Относительно ровный участок дороги закончился, и автобус, поскрипывая всеми сочленениями разбитого кузова, опять заподпрыгивал на дорожных выбоинах и кочках. За окном мелькали все те же берёзки да ёлочки, всхолмленная местность то выносила «пазик» на вершину увала, то дорога падала в низину, и от скорости в щелях автобуса начинал посвистывать ветер, и сам он опасно дребезжал и вибрировал, заставляя пожилых женщин прекращать разговоры и лузганье семечек и крепко браться за поручни.
На одном из подъёмов автобус остановился, двери распахнулись, в них сначала просунулся край мешка, затем раздалось:
— Помогите, люди добрые!
Родион вскочил с сидения, втащил мешок и помог подняться в автобус пожилой женщине.

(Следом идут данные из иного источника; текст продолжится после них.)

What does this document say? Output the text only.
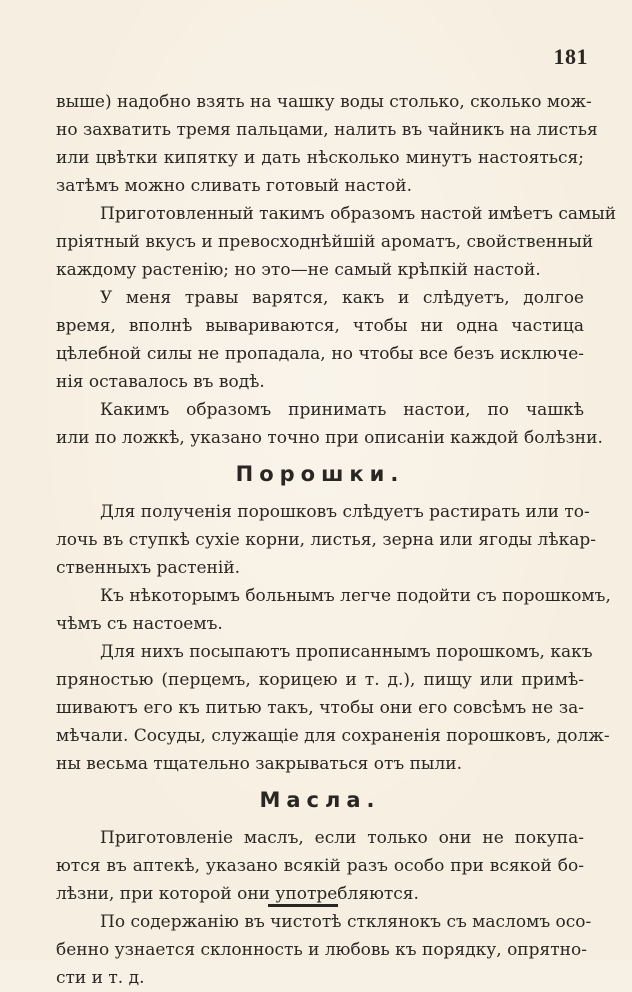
181
выше) надобно взять на чашку воды столько, сколько мож-
но захватить тремя пальцами, налить въ чайникъ на листья
или цвѣтки кипятку и дать нѣсколько минутъ настояться;
затѣмъ можно сливать готовый настой.
Приготовленный такимъ образомъ настой имѣетъ самый
пріятный вкусъ и превосходнѣйшій ароматъ, свойственный
каждому растенію; но это—не самый крѣпкій настой.
У меня травы варятся, какъ и слѣдуетъ, долгое
время, вполнѣ вывариваются, чтобы ни одна частица
цѣлебной силы не пропадала, но чтобы все безъ исключе-
нія оставалось въ водѣ.
Какимъ образомъ принимать настои, по чашкѣ
или по ложкѣ, указано точно при описаніи каждой болѣзни.
Порошки.
Для полученія порошковъ слѣдуетъ растирать или то-
лочь въ ступкѣ сухіе корни, листья, зерна или ягоды лѣкар-
ственныхъ растеній.
Къ нѣкоторымъ больнымъ легче подойти съ порошкомъ,
чѣмъ съ настоемъ.
Для нихъ посыпаютъ прописаннымъ порошкомъ, какъ
пряностью (перцемъ, корицею и т. д.), пищу или примѣ-
шиваютъ его къ питью такъ, чтобы они его совсѣмъ не за-
мѣчали. Сосуды, служащіе для сохраненія порошковъ, долж-
ны весьма тщательно закрываться отъ пыли.
Масла.
Приготовленіе маслъ, если только они не покупа-
ются въ аптекѣ, указано всякій разъ особо при всякой бо-
лѣзни, при которой они употребляются.
По содержанію въ чистотѣ стклянокъ съ масломъ осо-
бенно узнается склонность и любовь къ порядку, опрятно-
сти и т. д.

— Спасибо, сынок, — сказала она и, оглядевшись, воскликнула: — Вот не ожидала тебя, Фёдоровна, повстречать! Мне говорили, что ты в городе. А я у своих нянчилась и ничегошеньки не знаю.
— Какие у нас новости, Акимовна! Вон, боров у Дуськи потерялся. Участковый его так и не нашёл. Да Галька Зонина пацана принесла.
— У нас ведь тоже прибавление, Фёдоровна. Дал бог моей Насте дочку. Я крестить её хотела, а они — ни в какую! Боятся, что на работе узнают.
— А мы вчерась сами службу справили. Строитель-то очистил храм. Взяли свечки и пошли вечером. Хоть и не убран храм, но в церкви — не в горнице бога славить.
— Ты гляди-ка! Хорошо, говоришь, было?
— Может, и не по правилу, но нам и так хорошо.
— Вы уж меня не забывайте вдругорядь, я хоть за Настю с Ксюшей свечку поставлю.
Мужик, сидевший между старухами, не выдержал и встрял в разговор:
— Не сидится вам дома. Один придурок возле церкви колготится, ремонтирует, вы свечки ставите да псалмы поёте. А в сельпо бормотухи и той нет. Хоть бы ящик столичной вымолили.
Старухи поджали губы и окрысились на мужика.
— Помолчал бы лучше, щенок! Что ты в божьих делах разумеешь? Голь безродная, мать свою похоронить не мог. Кабы не соседи, так и не в чем хоронить было бы!
Мужик матюгнулся и перебрался от старух подальше.
— Совсем стыд потеряла молодёжь, — продолжала стыдить уже неизвестно кого Фёдоровна. — Клуб им выстроили, они там собачьи свадьбы играют. Полынь, а не народ.
— В наше время без клуба обходились, а веселее жили…
Мужик ворочался рядом с Зуевым и бурчал:
— Расходились, поди. Участковый сказывал, что прихлопнут их божью шарашку.
Родион молчал и поглядывал на старух.
— Зачем он, клуб? — продолжала кипятиться Фёдоровна. — Танцы одне. После каждой субботы стёкла вставляют, земли мало, что ли? Вон за околицей и плясали бы, как мы раньше.
Автобус трясло на кочках, в салоне клубилась сухая песчаная пыль, скрипевшая на зубах. Родион, крепко вцепившись в поручень руками, раздумывал, зайти ли ему сначала в сельсовет или сразу направиться в церковь, но так и не решил ничего определённого. Автобус въехал в Хмелёвку и остановился в центре села, подняв кучу пыли и потревожив деревенских собак, которые бежали за ним, с лаем выскакивая из подворотен и проулков.
Председатель сельсовета Романов принял Зуева сдержанно, в меру небольшого чина, который тот имел в райисполкоме.
Зуев на председательский гонор не обиделся. Спросил, как идут дела, как с уборкой.
— Обыкновенные дела, — ответил Романов. — Дела у вас в районе, а у нас — делишки. А ты зачем пожаловал?
— Да вот, — замялся Зуев. — Начальник направил, разобраться, что у вас тут возле церкви творится.